Both social (banks and stock markets) and technological inventions (steam engines and trains) have the potential to enable. 

Edison's lab was not the first social invention that spawned so many technological inventions, though. In 1623, England passed a law that granted monopoly powers to technological inventors, what we now call patent law. Within a century, in 1699, the steam engine had been invented and the industrial revolution began. 

The result of the industrial revolution? The first per capita increase in income in about 6,000 years. Social invention is as important to progress as technological invention.

Edison's lab marked a huge shift, from merely encouraging invention (with patent law) to actually sponsoring invention (with R&D labs that made invention normal work). 

In the West, we no longer violently resist social invention, as we did with the invention of new forms of church and government during the Protestant Revolution and democratic revolutions. We encourage social invention in the business world, encourage and reward entrepreneurs. What we don't do, though, is sponsor it. That is, in terms of social invention we are closer to the conditions for technological invention prior to Edison's R&D lab. 
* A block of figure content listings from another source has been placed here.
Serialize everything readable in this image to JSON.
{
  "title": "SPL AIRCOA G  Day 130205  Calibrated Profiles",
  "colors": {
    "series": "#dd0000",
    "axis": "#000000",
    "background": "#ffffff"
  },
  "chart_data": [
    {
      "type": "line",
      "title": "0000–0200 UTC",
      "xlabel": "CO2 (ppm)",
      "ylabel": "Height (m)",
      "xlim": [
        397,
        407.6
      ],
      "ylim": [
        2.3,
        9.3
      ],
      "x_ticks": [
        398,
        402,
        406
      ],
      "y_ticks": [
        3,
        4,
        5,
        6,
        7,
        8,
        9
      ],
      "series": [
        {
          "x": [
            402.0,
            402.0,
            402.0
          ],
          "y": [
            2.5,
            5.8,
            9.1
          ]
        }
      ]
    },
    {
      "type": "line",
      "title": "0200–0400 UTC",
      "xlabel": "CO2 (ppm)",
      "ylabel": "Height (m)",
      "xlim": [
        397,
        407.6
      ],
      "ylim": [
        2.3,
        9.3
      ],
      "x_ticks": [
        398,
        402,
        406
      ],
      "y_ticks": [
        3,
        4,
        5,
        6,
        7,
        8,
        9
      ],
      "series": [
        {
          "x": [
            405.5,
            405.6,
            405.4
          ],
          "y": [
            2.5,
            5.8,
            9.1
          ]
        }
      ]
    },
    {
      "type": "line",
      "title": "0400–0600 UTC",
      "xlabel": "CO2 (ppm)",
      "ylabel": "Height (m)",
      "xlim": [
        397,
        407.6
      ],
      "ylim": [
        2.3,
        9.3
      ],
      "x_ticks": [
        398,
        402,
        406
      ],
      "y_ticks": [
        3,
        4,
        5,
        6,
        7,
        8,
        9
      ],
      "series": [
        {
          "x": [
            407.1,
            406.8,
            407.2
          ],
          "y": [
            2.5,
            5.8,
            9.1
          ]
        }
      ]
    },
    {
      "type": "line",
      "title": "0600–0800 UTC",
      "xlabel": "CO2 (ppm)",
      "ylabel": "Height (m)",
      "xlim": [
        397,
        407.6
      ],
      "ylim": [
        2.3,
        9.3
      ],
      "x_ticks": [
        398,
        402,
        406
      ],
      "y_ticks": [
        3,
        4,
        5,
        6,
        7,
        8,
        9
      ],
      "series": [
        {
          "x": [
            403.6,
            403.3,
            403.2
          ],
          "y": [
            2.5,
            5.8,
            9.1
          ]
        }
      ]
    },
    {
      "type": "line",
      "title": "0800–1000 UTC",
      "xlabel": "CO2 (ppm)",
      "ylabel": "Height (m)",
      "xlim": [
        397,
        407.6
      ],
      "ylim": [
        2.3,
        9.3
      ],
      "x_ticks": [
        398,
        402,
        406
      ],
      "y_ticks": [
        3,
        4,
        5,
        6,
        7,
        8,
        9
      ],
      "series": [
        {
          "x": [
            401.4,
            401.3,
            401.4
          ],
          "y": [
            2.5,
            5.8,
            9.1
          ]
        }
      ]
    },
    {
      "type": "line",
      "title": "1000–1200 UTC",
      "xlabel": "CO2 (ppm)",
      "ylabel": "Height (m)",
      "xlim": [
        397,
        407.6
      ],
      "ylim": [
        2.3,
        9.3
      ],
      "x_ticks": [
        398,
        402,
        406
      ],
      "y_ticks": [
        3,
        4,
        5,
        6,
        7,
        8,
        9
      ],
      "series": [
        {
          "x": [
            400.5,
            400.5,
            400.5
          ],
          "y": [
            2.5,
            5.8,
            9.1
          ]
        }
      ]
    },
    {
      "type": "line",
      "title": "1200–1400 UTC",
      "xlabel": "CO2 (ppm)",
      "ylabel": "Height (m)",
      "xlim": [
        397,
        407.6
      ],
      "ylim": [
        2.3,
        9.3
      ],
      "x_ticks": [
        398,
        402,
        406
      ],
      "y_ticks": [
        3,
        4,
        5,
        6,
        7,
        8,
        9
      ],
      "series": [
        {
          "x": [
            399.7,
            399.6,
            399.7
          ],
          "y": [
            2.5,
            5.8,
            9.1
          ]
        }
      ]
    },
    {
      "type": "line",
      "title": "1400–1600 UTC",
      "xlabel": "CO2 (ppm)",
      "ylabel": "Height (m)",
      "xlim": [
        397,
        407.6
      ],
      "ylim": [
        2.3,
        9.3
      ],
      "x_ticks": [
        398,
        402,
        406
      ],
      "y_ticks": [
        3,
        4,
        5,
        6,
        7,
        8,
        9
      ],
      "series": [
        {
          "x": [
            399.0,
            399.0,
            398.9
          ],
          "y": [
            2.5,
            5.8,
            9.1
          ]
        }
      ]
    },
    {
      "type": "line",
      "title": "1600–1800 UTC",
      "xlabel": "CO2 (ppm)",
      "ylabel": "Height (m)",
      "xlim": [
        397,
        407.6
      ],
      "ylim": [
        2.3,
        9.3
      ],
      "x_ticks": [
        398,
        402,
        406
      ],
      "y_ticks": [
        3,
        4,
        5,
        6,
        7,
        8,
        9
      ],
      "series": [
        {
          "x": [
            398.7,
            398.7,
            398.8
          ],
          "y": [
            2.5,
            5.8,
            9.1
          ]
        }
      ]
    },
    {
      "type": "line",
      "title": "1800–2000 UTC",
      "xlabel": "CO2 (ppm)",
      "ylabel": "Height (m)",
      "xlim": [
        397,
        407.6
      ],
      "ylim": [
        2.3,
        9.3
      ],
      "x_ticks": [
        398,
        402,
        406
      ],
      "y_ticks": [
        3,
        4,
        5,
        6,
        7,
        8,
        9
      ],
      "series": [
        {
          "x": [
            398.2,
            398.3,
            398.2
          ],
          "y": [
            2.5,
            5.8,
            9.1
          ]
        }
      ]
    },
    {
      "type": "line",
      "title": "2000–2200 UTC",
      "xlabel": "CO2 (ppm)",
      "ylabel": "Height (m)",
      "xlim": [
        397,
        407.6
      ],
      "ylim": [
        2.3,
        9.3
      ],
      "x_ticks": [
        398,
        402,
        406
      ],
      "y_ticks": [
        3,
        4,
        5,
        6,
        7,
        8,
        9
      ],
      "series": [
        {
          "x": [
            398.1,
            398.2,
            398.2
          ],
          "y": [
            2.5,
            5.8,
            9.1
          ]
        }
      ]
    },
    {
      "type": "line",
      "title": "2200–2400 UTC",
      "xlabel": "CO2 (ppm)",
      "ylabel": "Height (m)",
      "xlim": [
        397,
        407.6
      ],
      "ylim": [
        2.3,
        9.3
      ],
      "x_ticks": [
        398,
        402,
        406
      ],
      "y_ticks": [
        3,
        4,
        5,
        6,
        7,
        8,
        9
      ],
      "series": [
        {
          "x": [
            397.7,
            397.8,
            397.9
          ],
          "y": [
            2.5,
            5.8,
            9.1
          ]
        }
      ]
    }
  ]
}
Given how much social invention can change and improve lives, perhaps it is time that we moved from merely tolerating or encouraging it to actually sponsoring it. And maybe the big social invention that could help with this is getting serious about turning our corporations into business incubators and changing the role of employee to something more akin to entrepreneur.

And yes, this is one of the big ideas behind The Fourth Economy: Inventing Western Civilization.